Eksplozja w mieszkaniu w Wałbrzychu. Wrzucił do pieca wąż od butli gazowej
Do eksplozji doszło dzisiaj rano w jednym z mieszkań na terenie Wałbrzycha. Jego mieszkaniec postanowił wrzucić do pieca używany wąż służący do podłączania butli z propanem-butanem.
Do zdarzenia doszło około godziny 9:00 w mieszkaniu na parterze kamienicy przy ul. Orzeszkowej w Wałbrzychu. Mieszkaniec lokalu postanowił wrzucić do pieca przewód służący do podłączania butli gazowych. Znajdujące się w wężu pozostałości gazu doprowadziły do eksplozji.
- 64-letni mężczyzna postanowił rozpalić w piecu, wrzucając do niego między innymi fragmenty przewodu służącego do podłączania butli gazowych. Mimo że mężczyzna ciął przewód, chcąc w ten sposób pozbyć się resztek gazu znajdujących się w nim, w zetknięciu z ogniem doszło do eksplozji – mówi WP st. asp.
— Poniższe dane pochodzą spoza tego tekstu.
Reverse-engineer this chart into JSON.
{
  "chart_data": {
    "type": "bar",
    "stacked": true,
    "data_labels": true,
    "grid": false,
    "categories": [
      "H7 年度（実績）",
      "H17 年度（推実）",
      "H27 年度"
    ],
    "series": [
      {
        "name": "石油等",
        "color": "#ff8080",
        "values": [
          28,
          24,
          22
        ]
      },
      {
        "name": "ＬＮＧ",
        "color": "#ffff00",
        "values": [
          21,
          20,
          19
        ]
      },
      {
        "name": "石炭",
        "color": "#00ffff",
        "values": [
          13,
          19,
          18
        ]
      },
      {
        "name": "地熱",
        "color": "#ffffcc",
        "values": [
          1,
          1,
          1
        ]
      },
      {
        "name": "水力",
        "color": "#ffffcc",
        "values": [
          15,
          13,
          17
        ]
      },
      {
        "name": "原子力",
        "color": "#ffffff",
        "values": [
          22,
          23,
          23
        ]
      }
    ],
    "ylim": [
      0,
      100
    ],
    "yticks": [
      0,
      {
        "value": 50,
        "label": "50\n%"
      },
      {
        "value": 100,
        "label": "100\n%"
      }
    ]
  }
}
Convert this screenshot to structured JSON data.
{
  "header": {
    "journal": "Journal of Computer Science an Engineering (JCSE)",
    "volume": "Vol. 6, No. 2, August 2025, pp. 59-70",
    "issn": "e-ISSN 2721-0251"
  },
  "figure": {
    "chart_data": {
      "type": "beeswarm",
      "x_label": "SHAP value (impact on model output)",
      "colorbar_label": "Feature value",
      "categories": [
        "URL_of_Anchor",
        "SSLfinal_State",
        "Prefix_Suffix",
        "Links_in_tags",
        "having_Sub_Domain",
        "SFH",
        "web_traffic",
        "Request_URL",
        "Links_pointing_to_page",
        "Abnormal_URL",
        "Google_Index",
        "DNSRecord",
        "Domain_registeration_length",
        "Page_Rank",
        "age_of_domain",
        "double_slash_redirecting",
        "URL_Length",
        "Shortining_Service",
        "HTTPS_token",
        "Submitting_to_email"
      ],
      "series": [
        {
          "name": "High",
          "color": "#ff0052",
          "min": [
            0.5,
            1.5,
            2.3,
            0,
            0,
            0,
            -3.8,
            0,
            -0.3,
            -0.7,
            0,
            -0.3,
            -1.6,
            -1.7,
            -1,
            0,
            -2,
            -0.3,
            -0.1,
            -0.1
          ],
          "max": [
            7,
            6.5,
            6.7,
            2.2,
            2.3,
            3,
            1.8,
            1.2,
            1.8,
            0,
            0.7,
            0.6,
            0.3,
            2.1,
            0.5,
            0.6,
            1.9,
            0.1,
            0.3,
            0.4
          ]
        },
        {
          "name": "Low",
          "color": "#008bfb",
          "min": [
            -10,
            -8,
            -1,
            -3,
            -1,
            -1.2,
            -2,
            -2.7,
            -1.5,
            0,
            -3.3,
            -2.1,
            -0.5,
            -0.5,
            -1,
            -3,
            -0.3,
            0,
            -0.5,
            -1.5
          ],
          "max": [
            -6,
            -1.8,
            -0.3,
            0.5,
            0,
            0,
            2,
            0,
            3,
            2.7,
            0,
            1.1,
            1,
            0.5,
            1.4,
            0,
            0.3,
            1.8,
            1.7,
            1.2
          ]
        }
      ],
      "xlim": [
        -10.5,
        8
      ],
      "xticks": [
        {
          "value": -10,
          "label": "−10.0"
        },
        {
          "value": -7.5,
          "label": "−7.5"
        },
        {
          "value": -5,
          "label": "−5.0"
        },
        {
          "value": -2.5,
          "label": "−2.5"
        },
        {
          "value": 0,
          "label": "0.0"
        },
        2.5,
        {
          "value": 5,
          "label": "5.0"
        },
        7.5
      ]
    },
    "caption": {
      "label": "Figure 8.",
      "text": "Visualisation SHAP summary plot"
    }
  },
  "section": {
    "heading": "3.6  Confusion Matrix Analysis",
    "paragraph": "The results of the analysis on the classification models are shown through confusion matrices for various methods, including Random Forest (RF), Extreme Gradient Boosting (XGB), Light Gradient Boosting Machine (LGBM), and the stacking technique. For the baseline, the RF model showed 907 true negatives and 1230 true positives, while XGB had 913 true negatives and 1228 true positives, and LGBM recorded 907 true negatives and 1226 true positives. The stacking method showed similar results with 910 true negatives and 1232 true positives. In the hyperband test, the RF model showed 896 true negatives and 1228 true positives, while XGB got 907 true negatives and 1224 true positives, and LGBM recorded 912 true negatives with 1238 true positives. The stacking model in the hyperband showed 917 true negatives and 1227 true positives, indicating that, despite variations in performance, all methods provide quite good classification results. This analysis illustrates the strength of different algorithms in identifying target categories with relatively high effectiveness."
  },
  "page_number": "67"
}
Joanna Żygłowicz z Komendy Miejskiej Policji w Wałbrzychu.
W wyniku eksplozji w mieszkaniu uszkodzone zostały okna i drzwi. 64-latek doznał poparzeń dłoni, jednak na szczęście nikt poza nim nie odniósł obrażeń. Eksplozja nie naruszyła również konstrukcji budynku.
- Teraz mężczyzna odpowie przed sądem. Prokuratura w najbliższym czasie postawi mu zarzut nieumyślnego narażenia mieszkańców budynku na bezpośrednie niebezpieczeństwo utraty życia lub ciężkiego uszczerbku na zdrowiu – dodaje Żygłowicz.
Za czyn ten grozi do 3 lat pozbawienia wolności.